4) Windows Log Analysis: Determine Attacker Technique¶
Challenge¶
Difficulty: 2/5
Using these normalized Sysmon logs, identify the tool the attacker used to retrieve domain password hashes from the lsass.exe process. For hints on achieving this objective, please visit Hermey Hall and talk with SugarPlum Mary.
Answer¶
ntdsutil
Solution¶
After unzipping the file and installing eql, we ran the following queries:
# The attacker got the hashes 'from' lsass.exe, thus we looked for a parent_process_name=lsass.exe
eql query -f sysmon-data.json "process where parent_process_name = 'lsass.exe'" | ./jq.exe
{
"command_line": "C:\\Windows\\system32\\cmd.exe",
"event_type": "process",
"logon_id": 999,
"parent_process_name": "lsass.exe",
"parent_process_path": "C:\\Windows\\System32\\lsass.exe",
"pid": 3440,
"ppid": 632,
"process_name": "cmd.exe",
"process_path": "C:\\Windows\\System32\\cmd.exe",
"subtype": "create",
"timestamp": 132186398356220000,
"unique_pid": "{7431d376-dedb-5dd3-0000-001027be4f00}",
"unique_ppid": "{7431d376-cd7f-5dd3-0000-001013920000}",
"user": "NT AUTHORITY\\SYSTEM",
"user_domain": "NT AUTHORITY",
"user_name": "SYSTEM"
}
# The process_name above is cmd.exe, to see what this refers to we look for it in parent process name. To avoid a large output, we used '.process_name', to only get that field
eql query -f sysmon-data.json "process where parent_process_name = 'cmd.exe'" | ./jq.exe '.process_name'
# There was a lot of data in the output, see the summary below.

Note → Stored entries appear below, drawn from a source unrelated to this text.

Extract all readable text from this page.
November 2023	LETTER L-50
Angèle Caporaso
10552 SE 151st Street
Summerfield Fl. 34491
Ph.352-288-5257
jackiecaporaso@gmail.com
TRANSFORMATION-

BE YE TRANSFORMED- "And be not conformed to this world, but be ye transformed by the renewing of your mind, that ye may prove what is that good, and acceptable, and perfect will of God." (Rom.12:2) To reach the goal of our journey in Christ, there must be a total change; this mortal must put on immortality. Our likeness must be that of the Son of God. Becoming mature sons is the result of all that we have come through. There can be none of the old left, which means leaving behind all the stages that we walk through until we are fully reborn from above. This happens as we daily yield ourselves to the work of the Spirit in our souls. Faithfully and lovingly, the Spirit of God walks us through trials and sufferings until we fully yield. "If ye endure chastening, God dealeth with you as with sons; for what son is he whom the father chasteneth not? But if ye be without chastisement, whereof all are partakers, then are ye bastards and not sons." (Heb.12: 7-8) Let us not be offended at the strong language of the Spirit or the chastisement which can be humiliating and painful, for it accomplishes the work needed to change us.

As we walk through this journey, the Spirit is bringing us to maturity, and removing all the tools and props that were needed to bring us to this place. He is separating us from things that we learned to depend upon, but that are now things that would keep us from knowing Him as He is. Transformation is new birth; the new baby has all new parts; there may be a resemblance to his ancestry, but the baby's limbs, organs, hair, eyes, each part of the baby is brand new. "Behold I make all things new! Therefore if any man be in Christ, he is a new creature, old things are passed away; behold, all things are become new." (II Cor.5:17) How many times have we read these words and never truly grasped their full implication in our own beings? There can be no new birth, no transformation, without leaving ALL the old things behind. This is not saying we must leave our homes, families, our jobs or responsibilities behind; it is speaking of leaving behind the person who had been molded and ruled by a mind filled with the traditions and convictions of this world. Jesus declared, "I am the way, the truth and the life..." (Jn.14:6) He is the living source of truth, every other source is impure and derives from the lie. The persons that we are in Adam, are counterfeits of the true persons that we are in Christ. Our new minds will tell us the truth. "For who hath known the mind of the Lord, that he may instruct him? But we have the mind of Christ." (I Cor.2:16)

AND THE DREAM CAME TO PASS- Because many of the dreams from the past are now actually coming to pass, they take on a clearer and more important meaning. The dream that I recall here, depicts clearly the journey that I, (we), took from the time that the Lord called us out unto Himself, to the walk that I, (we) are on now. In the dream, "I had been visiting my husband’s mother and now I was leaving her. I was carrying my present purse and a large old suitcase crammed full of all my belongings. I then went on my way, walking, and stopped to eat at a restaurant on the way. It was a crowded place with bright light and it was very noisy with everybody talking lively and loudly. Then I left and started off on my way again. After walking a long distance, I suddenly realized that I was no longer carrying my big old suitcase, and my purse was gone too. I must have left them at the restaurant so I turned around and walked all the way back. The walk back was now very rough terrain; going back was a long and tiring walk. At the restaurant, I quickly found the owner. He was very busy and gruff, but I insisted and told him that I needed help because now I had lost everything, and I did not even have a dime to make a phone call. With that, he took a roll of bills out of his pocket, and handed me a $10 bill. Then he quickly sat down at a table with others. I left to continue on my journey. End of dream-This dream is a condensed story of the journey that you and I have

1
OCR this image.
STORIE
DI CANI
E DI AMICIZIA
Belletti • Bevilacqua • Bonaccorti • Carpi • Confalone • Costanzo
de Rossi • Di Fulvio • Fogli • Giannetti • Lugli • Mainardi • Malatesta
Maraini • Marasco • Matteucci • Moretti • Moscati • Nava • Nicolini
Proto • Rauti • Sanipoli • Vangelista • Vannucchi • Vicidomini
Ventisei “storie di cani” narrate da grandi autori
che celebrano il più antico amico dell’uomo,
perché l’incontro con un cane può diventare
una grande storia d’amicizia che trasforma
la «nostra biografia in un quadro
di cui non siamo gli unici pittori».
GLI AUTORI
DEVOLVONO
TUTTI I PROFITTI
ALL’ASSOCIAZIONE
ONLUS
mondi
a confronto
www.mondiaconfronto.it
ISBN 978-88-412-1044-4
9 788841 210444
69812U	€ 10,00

# We get 2388 instances of net.exe, 3 instances of powershell.exe and 1 instance of ntdsutil.exe back
# The hint clearly states that ntdsutil is an attack tool
Hint¶
SugarPlum Mary:
Oh there they are! Now I can delete them. Thanks! Have you tried the Sysmon and EQL challenge? If you aren’t familiar with Sysmon, Carlos Perez has some great info about it. Haven’t heard of the Event Query Language? Check out some of Ross Wolf’s work on EQL or that blog post by Josh Wright in your badge.